Trudeau estime que la liberté d’expression a ses limites
Il ne faudrait pas qu’elle blesse inutilement des minorités, selon lui
OTTAWA | (AFP) En pleine polémique sur les caricatures du prophète Mahomet en France, Justin Trudeau a affirmé hier que la liberté d’expression n’était pas sans limites quand certains propos peuvent choquer des minorités.
« Nous allons toujours défendre la liberté d’expression », a affirmé le premier ministre, en réponse à une question sur le droit à caricaturer le prophète Mahomet, comme l’a fait le magazine Charlie Hebdo.
« Mais la liberté d’expression n’est pas sans limites », a-t-il poursuivi en conférence de presse, soulignant l’importance d’agir avec respect, de ne pas blesser autrui « de façon arbitraire ou inutile ».
Le premier ministre canadien prenait ses distances de la position du président français Emmanuel Macron dont le pays est secoué par une série d’attentats islamistes.
Ce dernier a défendu le droit à publier des caricatures en France lors d’un hommage à Samuel Paty, un enseignant décapité en pleine rue pour avoir montré les dessins du prophète Mahomet dans un cours sur la liberté d’expression.
LE POIDS DES MOTS
M. Trudeau, qui a pris 10 jours avant de condamner le meurtre du professeur, a plaidé plutôt pour un usage « prudent » de la liberté d’expression.
« Nous nous devons d’être conscients de l’impact de nos mots, de nos gestes sur d’autres, particulièrement ces communautés et ces populations qui vivent encore énormément de discriminations », dit-il.
Cette déclaration a fait réagir le chef du Bloc québécois, Yves-François Blanchet.
« Le premier ministre du Canada avoue […] que selon ses valeurs, le dogme religieux et la violence qu’il suscite dans des cas extrêmes ont préséance sur la liberté d’expression, la liberté d’enseignement et la sécurité des citoyens sous sa responsabilité », a-t-il écrit dans un communiqué.
Au Canada, le débat sur la liberté d’expression a aussi touché l’emploi du mot « nègre » par une enseignante de l’Université d’Ottawa lors d’un cours en histoire de l’art.
Pour le professeur en droit constitutionnel de l’Université Laval, Patrick Taillon, « un fossé » sépare l’opinion de M. Trudeau et celle du plus haut tribunal au pays.
« La Cour suprême est constante : la liberté d’expression sert à protéger les propos qui sont polémiques. Si elle protégeait seulement les propos qui ne dérangent pas, ça n’aurait aucun sens. »
Si la liberté d’expression a ses limites, c’est quand elle se mesure aux autres droits et libertés, rappelle-t-il.

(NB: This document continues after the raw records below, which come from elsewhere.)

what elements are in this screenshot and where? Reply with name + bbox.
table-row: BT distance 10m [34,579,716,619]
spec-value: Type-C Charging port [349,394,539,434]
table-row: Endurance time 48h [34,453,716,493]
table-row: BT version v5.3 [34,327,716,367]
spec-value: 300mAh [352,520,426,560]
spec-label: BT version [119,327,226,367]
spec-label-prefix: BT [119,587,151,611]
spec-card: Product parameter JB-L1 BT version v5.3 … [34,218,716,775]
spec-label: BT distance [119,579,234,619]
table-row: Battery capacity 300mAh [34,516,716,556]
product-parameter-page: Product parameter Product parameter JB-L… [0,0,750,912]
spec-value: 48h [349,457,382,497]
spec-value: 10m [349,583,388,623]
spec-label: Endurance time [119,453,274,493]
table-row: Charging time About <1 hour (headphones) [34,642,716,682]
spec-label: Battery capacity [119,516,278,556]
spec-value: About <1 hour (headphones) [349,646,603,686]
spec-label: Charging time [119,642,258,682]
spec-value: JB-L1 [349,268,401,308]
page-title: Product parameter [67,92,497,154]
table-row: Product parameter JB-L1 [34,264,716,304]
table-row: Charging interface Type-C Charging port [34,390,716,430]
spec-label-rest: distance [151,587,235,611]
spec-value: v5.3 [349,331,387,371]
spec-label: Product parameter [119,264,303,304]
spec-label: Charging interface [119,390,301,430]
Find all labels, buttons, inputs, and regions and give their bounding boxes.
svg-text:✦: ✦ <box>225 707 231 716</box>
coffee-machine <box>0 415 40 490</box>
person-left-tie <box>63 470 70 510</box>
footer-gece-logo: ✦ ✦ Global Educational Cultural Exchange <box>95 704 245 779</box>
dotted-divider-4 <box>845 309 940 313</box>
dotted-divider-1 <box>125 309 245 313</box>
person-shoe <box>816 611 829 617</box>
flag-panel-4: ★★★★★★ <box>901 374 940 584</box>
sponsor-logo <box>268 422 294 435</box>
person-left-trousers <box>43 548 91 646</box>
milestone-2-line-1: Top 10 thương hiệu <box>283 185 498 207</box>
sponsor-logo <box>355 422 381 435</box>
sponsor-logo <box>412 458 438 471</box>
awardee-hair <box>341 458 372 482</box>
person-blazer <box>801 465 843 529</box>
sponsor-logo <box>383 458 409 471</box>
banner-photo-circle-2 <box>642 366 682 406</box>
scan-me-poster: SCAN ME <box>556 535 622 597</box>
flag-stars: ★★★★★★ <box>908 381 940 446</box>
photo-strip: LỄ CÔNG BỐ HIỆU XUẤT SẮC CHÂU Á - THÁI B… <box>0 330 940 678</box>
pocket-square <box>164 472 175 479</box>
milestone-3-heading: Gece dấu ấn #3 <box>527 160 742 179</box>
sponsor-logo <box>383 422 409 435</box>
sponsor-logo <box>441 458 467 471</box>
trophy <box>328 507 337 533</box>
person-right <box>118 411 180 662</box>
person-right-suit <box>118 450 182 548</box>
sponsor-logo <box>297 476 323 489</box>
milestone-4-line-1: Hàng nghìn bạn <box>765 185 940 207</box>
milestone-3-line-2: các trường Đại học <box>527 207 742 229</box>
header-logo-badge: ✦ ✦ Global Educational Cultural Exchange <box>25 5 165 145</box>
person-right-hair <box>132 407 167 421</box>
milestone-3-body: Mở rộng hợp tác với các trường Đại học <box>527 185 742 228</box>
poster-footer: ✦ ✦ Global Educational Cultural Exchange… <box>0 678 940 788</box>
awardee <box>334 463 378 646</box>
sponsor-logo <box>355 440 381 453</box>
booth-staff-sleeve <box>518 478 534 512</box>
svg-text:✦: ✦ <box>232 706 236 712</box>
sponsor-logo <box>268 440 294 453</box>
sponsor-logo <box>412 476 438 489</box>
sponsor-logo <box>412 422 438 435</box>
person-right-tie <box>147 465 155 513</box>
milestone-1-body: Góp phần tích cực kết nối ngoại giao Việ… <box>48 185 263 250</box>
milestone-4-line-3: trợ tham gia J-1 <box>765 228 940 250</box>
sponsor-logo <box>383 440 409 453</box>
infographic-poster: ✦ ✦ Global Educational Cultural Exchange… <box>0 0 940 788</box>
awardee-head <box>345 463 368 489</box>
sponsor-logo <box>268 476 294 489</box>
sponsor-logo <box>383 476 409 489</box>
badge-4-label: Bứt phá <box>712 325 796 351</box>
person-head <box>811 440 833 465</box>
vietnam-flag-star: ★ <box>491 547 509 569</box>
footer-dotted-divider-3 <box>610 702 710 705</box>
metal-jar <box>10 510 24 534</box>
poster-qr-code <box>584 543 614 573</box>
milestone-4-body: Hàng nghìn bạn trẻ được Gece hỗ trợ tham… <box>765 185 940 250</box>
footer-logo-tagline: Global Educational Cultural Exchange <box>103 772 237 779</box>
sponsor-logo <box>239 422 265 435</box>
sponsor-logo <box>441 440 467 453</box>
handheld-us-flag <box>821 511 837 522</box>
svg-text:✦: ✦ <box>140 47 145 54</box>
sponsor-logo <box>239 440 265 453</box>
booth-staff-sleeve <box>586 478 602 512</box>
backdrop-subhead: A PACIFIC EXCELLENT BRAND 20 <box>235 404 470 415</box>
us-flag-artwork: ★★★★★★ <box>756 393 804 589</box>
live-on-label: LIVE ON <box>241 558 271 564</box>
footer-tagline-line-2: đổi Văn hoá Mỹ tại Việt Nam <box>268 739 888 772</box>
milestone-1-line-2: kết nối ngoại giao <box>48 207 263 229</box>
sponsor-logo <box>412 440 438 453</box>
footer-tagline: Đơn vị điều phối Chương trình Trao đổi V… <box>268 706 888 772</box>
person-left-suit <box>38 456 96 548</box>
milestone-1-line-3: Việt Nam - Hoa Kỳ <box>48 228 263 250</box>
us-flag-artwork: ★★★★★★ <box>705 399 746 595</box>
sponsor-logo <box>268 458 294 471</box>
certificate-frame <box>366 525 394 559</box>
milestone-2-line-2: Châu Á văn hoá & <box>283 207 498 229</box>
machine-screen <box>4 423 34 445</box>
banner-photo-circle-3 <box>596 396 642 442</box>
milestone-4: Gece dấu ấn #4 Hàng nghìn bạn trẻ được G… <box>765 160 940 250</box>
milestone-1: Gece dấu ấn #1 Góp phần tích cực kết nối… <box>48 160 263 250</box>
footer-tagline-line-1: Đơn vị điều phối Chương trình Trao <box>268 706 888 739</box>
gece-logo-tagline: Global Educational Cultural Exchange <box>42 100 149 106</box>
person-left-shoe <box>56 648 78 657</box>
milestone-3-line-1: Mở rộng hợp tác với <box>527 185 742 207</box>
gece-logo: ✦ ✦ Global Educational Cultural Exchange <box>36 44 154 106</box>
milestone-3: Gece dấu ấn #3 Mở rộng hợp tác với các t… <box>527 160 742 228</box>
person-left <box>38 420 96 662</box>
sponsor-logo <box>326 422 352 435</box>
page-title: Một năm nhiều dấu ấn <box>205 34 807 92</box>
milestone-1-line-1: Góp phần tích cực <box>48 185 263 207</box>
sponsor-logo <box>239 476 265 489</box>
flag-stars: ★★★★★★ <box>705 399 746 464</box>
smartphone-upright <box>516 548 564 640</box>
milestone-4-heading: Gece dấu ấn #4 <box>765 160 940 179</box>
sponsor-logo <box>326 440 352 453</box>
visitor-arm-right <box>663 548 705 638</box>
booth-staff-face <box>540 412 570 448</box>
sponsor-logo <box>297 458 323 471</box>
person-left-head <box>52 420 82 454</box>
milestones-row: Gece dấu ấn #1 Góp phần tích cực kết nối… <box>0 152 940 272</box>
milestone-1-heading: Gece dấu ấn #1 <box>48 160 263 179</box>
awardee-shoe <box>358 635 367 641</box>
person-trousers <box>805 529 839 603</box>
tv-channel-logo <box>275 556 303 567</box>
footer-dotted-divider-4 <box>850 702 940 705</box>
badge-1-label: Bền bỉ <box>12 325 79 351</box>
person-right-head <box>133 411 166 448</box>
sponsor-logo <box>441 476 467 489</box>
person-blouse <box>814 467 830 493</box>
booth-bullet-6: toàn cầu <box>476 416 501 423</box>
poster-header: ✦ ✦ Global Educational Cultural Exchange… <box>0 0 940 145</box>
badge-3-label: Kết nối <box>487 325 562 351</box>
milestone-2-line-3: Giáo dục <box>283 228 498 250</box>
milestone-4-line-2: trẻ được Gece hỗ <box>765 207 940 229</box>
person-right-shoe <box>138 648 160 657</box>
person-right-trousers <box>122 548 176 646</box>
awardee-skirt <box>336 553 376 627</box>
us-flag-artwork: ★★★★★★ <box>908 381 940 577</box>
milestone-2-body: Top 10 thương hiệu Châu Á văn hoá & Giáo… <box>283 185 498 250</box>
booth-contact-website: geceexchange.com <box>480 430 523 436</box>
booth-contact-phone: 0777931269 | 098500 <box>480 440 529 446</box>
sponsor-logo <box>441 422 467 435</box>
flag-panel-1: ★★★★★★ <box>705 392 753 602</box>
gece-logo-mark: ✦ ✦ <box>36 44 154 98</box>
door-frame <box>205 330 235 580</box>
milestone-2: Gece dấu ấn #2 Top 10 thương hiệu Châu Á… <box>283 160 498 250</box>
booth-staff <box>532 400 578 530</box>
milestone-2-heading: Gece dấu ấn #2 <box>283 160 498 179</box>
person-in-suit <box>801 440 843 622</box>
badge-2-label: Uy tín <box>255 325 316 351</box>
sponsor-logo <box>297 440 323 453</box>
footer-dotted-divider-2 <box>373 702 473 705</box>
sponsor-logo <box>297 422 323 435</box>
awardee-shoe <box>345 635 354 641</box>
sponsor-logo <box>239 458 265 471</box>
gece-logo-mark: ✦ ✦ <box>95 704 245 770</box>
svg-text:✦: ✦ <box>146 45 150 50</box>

Or, le premier ministre semble insinuer qu’il faudrait se retenir d’exprimer des opinions qui perturberaient les groupes minoritaires de manière à préserver la cohésion sociale, poursuit-il. Ce point de vue relèverait du registre moral plutôt que légal.
« Ce n’est pas parce que j’ai le droit [légalement] de poser certains gestes qu’il est approprié de les poser », illustre l’enseignant en droit.
L’affirmation de M. Trudeau survient alors que trois personnes ont été poignardées à mort jeudi dans une église à Nice, en France, un attentat qu’il a qualifié d’« affreux et épouvantable ».